Advanced OR analysis: 1) Compare OR size to the 20-day average - a tight OR (<70% of average) suggests expansion coming, 2) Note OR shape - a single-sided OR (most activity near the high or low) suggests direction, 3) Compare OR to the overnight range and gap - OR absorbing the gap = continuation; OR reversing the gap = potential fill, 4) Track volume distribution within the OR - heavy volume at one extreme suggests that level is significant, 5) Build OR statistics for specific instruments to know typical behavior.
Components: 1) Gap factor - gap size as % of ATR (larger gaps = higher trend probability), 2) OR factor - OR size relative to average (tighter = higher expansion probability), 3) IB factor - Initial Balance (first hour) breakout with volume, 4) Volume factor - first 30-min volume vs average, 5) Global factor - alignment with overnight ES/NQ futures and European/Asian markets. Weight each component based on historical predictive power. Backtest to find optimal thresholds. Score range 0-100; trade aggressively when score >70, cautiously when 40-70, avoid when <40.
Confirming patterns: 1) Cumulative delta trending in the trade direction throughout the session, 2) Aggressive buying/selling (market orders hitting the ask/bid) on breakouts, 3) Large institutional prints (100+ contracts) appearing in the trend direction, 4) Absorption at key levels - buying support despite selling pressure in uptrends, 5) Decreasing selling pressure on pullbacks.
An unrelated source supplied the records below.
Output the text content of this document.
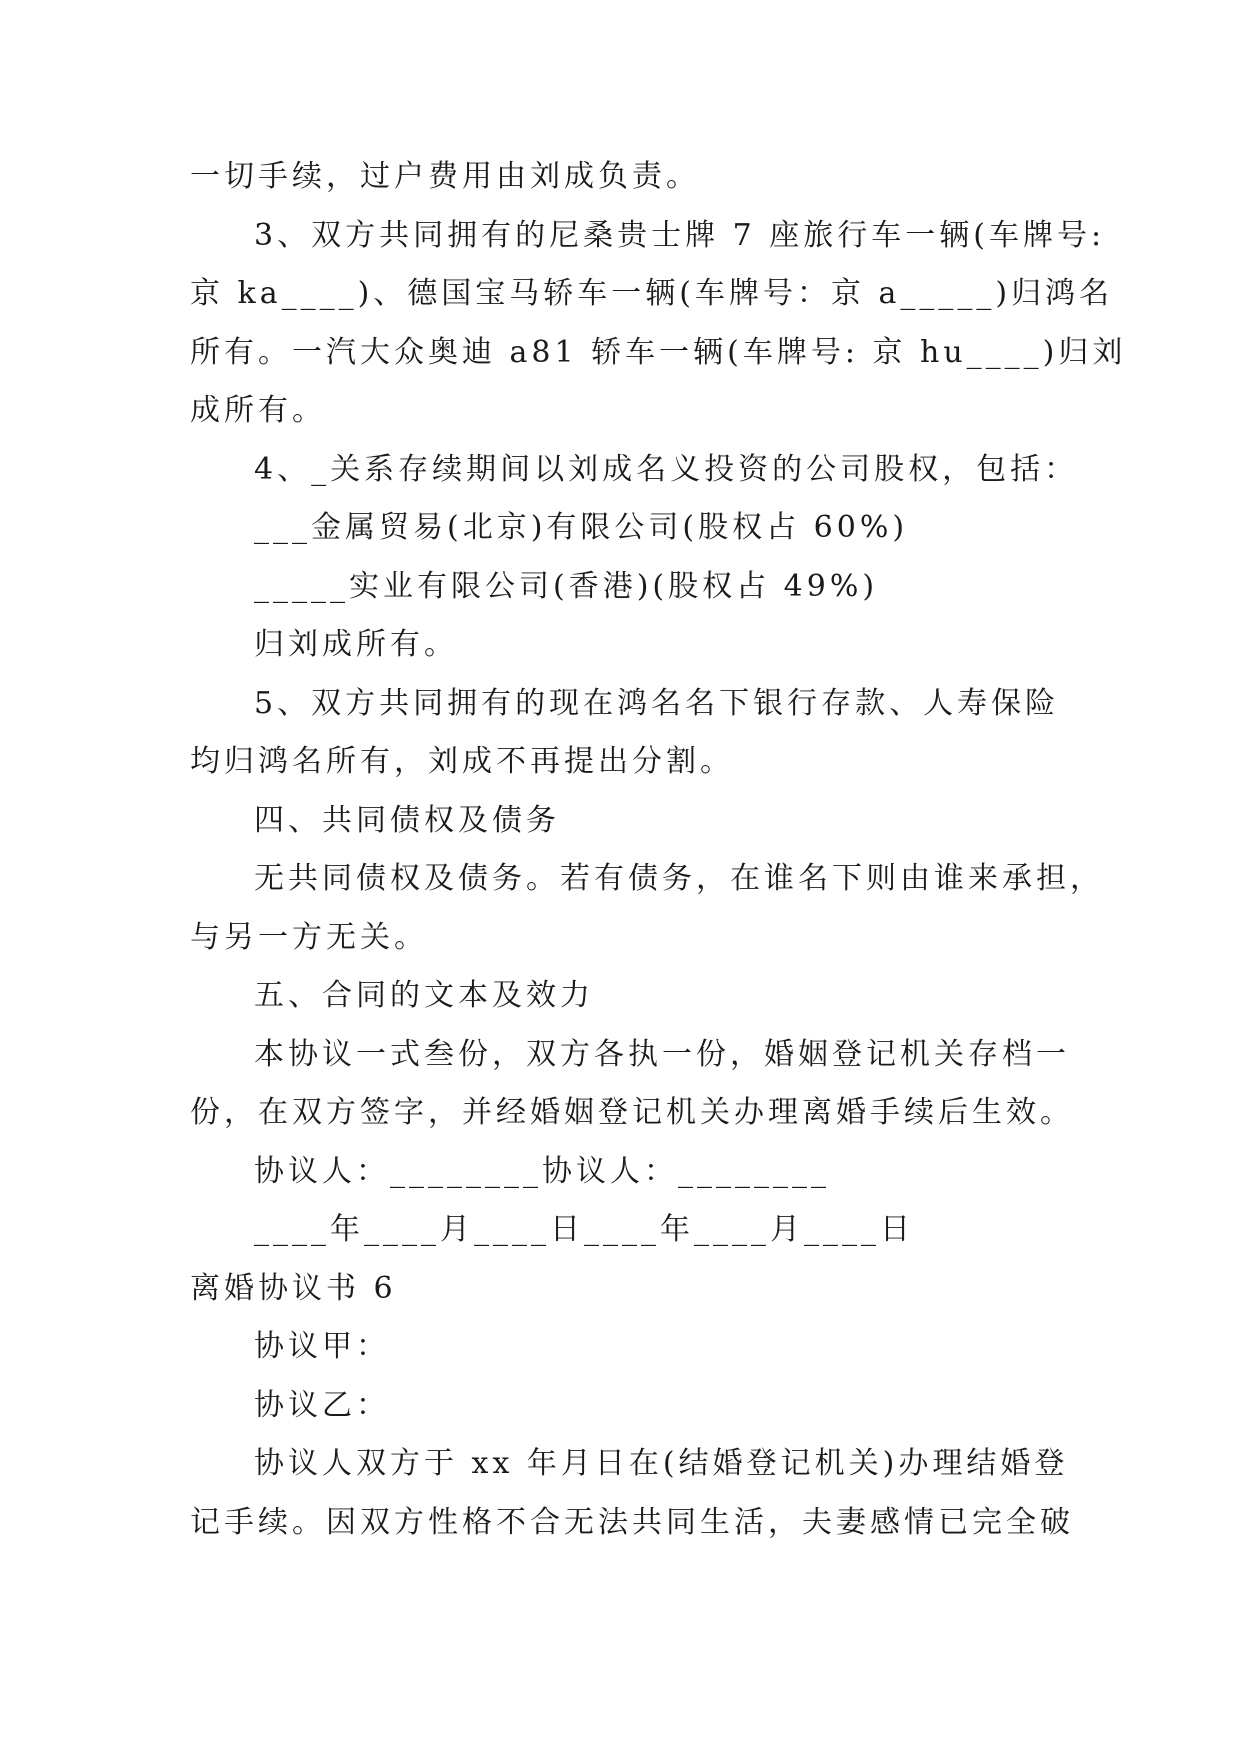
一切手续，过户费用由刘成负责。
3、双方共同拥有的尼桑贵士牌 7 座旅行车一辆(车牌号:
京 ka____)、德国宝马轿车一辆(车牌号：京 a_____)归鸿名
所有。一汽大众奥迪 a81 轿车一辆(车牌号: 京 hu____)归刘
成所有。
4、_关系存续期间以刘成名义投资的公司股权，包括：
___金属贸易(北京)有限公司(股权占 60%)
_____实业有限公司(香港)(股权占 49%)
归刘成所有。
5、双方共同拥有的现在鸿名名下银行存款、人寿保险
均归鸿名所有，刘成不再提出分割。
四、共同债权及债务
无共同债权及债务。若有债务，在谁名下则由谁来承担，
与另一方无关。
五、合同的文本及效力
本协议一式叁份，双方各执一份，婚姻登记机关存档一
份，在双方签字，并经婚姻登记机关办理离婚手续后生效。
协议人：________协议人：________
____年____月____日____年____月____日
离婚协议书 6
协议甲：
协议乙：
协议人双方于 xx 年月日在(结婚登记机关)办理结婚登
记手续。因双方性格不合无法共同生活，夫妻感情已完全破
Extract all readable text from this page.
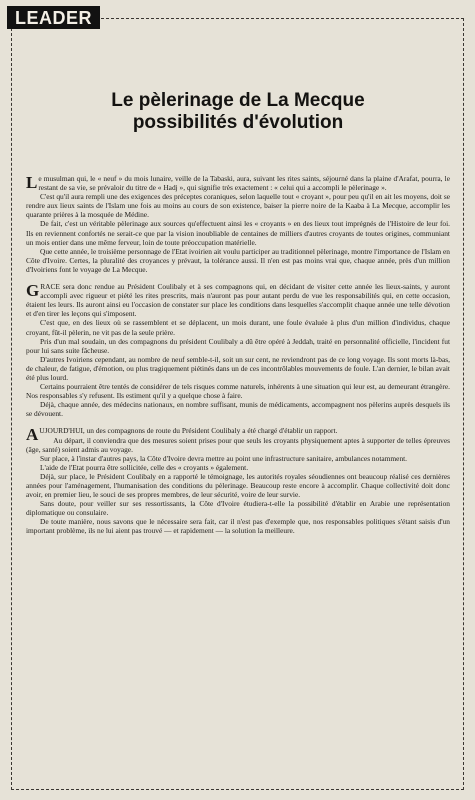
LEADER
Le pèlerinage de La Mecque
possibilités d'évolution

Le musulman qui, le « neuf » du mois lunaire, veille de la Tabaski, aura, suivant les rites saints, séjourné dans la plaine d'Arafat, pourra, le restant de sa vie, se prévaloir du titre de « Hadj », qui signifie très exactement : « celui qui a accompli le pèlerinage ».

C'est qu'il aura rempli une des exigences des préceptes coraniques, selon laquelle tout « croyant », pour peu qu'il en ait les moyens, doit se rendre aux lieux saints de l'Islam une fois au moins au cours de son existence, baiser la pierre noire de la Kaaba à La Mecque, accomplir les quarante prières à la mosquée de Médine.

De fait, c'est un véritable pèlerinage aux sources qu'effectuent ainsi les « croyants » en des lieux tout imprégnés de l'Histoire de leur foi. Ils en reviennent confortés ne serait-ce que par la vision inoubliable de centaines de milliers d'autres croyants de toutes origines, communiant un mois entier dans une même ferveur, loin de toute préoccupation matérielle.

Que cette année, le troisième personnage de l'Etat ivoirien ait voulu participer au traditionnel pèlerinage, montre l'importance de l'Islam en Côte d'Ivoire. Certes, la pluralité des croyances y prévaut, la tolérance aussi. Il n'en est pas moins vrai que, chaque année, près d'un million d'Ivoiriens font le voyage de La Mecque.

GRACE sera donc rendue au Président Coulibaly et à ses compagnons qui, en décidant de visiter cette année les lieux-saints, y auront accompli avec rigueur et piété les rites prescrits, mais n'auront pas pour autant perdu de vue les responsabilités qui, en cette occasion, étaient les leurs. Ils auront ainsi eu l'occasion de constater sur place les conditions dans lesquelles s'accomplit chaque année une telle dévotion et d'en tirer les leçons qui s'imposent.

C'est que, en des lieux où se rassemblent et se déplacent, un mois durant, une foule évaluée à plus d'un million d'individus, chaque croyant, fût-il pèlerin, ne vit pas de la seule prière.

Pris d'un mal soudain, un des compagnons du président Coulibaly a dû être opéré à Jeddah, traité en personnalité officielle, l'incident fut pour lui sans suite fâcheuse.

D'autres Ivoiriens cependant, au nombre de neuf semble-t-il, soit un sur cent, ne reviendront pas de ce long voyage. Ils sont morts là-bas, de chaleur, de fatigue, d'émotion, ou plus tragiquement piétinés dans un de ces incontrôlables mouvements de foule. L'an dernier, le bilan avait été plus lourd.

Certains pourraient être tentés de considérer de tels risques comme naturels, inhérents à une situation qui leur est, au demeurant étrangère. Nos responsables s'y refusent. Ils estiment qu'il y a quelque chose à faire.

Déjà, chaque année, des médecins nationaux, en nombre suffisant, munis de médicaments, accompagnent nos pèlerins auprès desquels ils se dévouent.

AUJOURD'HUI, un des compagnons de route du Président Coulibaly a été chargé d'établir un rapport.

Au départ, il conviendra que des mesures soient prises pour que seuls les croyants physiquement aptes à supporter de telles épreuves (âge, santé) soient admis au voyage.

Sur place, à l'instar d'autres pays, la Côte d'Ivoire devra mettre au point une infrastructure sanitaire, ambulances notamment.

L'aide de l'Etat pourra être sollicitée, celle des « croyants » également.

Déjà, sur place, le Président Coulibaly en a rapporté le témoignage, les autorités royales séoudiennes ont beaucoup réalisé ces dernières années pour l'aménagement, l'humanisation des conditions du pèlerinage. Beaucoup reste encore à accomplir. Chaque collectivité doit donc avoir, en premier lieu, le souci de ses propres membres, de leur sécurité, voire de leur survie.

Sans doute, pour veiller sur ses ressortissants, la Côte d'Ivoire étudiera-t-elle la possibilité d'établir en Arabie une représentation diplomatique ou consulaire.

De toute manière, nous savons que le nécessaire sera fait, car il n'est pas d'exemple que, nos responsables politiques s'étant saisis d'un important problème, ils ne lui aient pas trouvé — et rapidement — la solution la meilleure.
Warning patterns: delta flattening, large prints in the opposite direction, absorption failing, aggressive flow reversing. Order flow provides a 5-10 minute lead time over price for exhaustion signals.
Optimization process: 1) Start with robust, simple rules (ORB + volume), 2) Backtest across 2+ years of data, 3) Walk-forward analysis - optimize on 70% of data, test on 30%, repeat, 4) Parameter sensitivity testing - ensure profitability across a parameter range, not just at the optimal point, 5) Regime testing - test separately on trending vs ranging market periods, high vs low volatility, 6) Include realistic slippage and costs, 7) Out-of-sample testing on the most recent 6 months. Avoid overfitting by keeping parameters few and robust. Re-optimize quarterly.
Regime change indicators: 1) Rolling win rate dropping below 40% over 30+ trades, 2) Average winning trade size shrinking (trend days producing smaller moves), 3) ORB breakout failure rate increasing above 60%, 4) VIX regime shift - very low VIX (<12) often produces range days; a VIX spike disrupts normal patterns, 5) Market structure change - increasing algo participation can affect ORB dynamics. Response: reduce position size initially, pause if degradation continues, backtest recent data for pattern changes, adapt or wait for a favorable regime to return.
Essential controls: 1) Daily loss limit - stop trading after losing 3% of capital in a single day, 2) Position correlation monitoring - don't stack correlated positions, 3) Maximum concurrent positions (2-3), 4) Weekly loss limit - if the week is down 5%, reduce size or pause, 5) Drawdown-based sizing - reduce position size during drawdowns, 6) Time-of-day exposure - avoid heavy exposure during low-liquidity periods, 7) System performance monitoring - track win rate, R:R, and profit factor in real-time. Automated enforcement where possible - don't rely on discipline during drawdowns.